Cabo Verde

Cabo Verde: Governo prevê endividar-se em 180 milhões de euros para financiar OE de 2020

Parlamento de Cabo Verde

O Governo cabo-verdiano prevê endividar-se em 19.953 milhões de escudos (180,4 milhões de euros) para cobrir o financiamento do Orçamento do Estado (OE) de 2020, ano em que o serviço da dívida irá representar 7,7% de todas as despesas.

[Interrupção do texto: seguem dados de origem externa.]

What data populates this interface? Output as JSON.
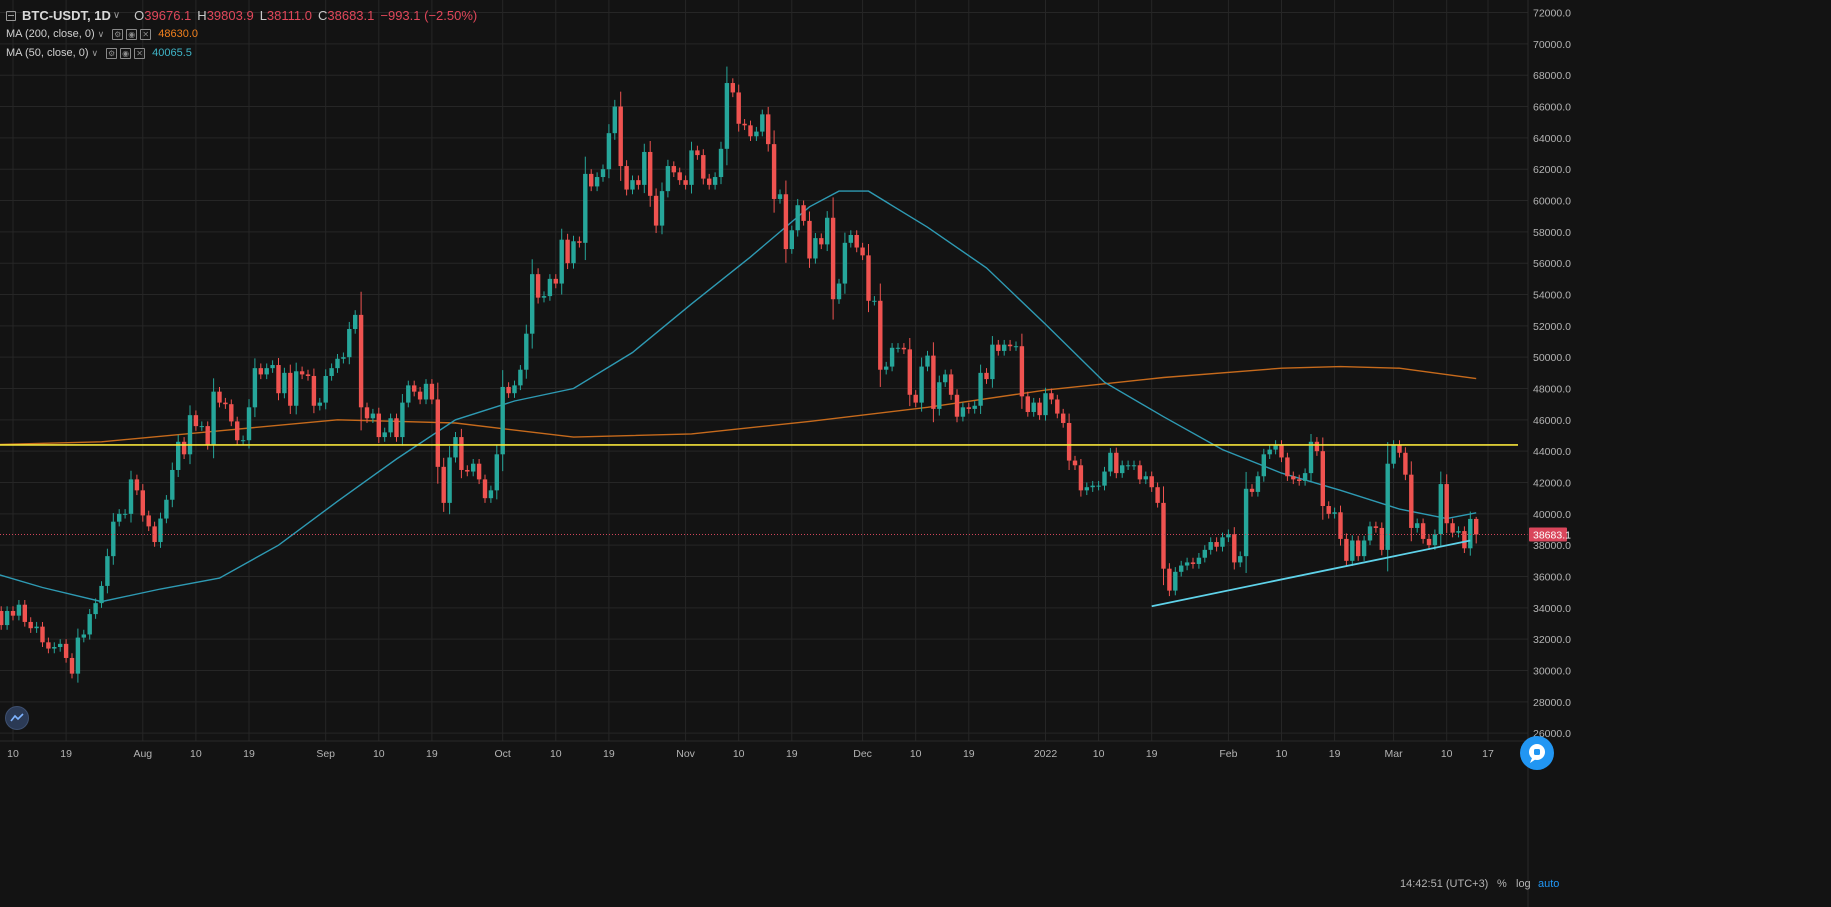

Estes dados estão inseridos na documentação de apoio à proposta de lei do OE para 2020, que vai estar em discussão na Assembleia Nacional até dezembro e que prevê um défice orçamental de 1,7% no próximo ano, o que justifica estas necessidades de endividamento. No entanto, a previsão de défice é inferior, em percentagem do Produto Interno Bruto (PIB), quando comparada com a expetativa para as contas públicas deste ano, que indicam 2,2%.

Segundo o mesmo documento, os encargos com a dívida pública de Cabo Verde, que no próximo ano deverá descer para o equivalente a 118,5% do PIB, vão subir no próximo ano para 5.662 milhões de escudos (51,2 milhões de euros), equivalente a 7,7% de todas as despesas do Estado.

Para o setor da saúde, por exemplo, o OE estima um investimento de 6.915 milhões de escudos (aproximadamente 63 milhões de euros), equivalente a 9,4% de todas as despesas. Já para a Segurança e Ordem Pública estão reservados 4.102 milhões de escudos (cerca de 37 milhões de euros), o que representa 5,6%.

A proposta de lei do orçamento realça a necessidade de “garantir uma trajetória sustentável da dívida pública” no próximo ano, através de uma “consolidação orçamental” com uma reforma fiscal, recorrendo à “tributação pelo consumo e não pelo rendimento”, admitindo ainda o “alargamento da base contributiva”, bem como recorrendo à “redução permanente das despesas do Estado em percentagem do PIB, sem pôr em causa as transferências às famílias”.

No total, a proposta do OE para 2020 entregue no Parlamento é de 73 mil milhões de escudos (663 milhões de euros), mais dois mil milhões de escudos (18 milhões de euros) do que o documento ainda em vigor, e prevê um crescimento económico de 4,8 a 5,8% do PIB, comparando com este ano.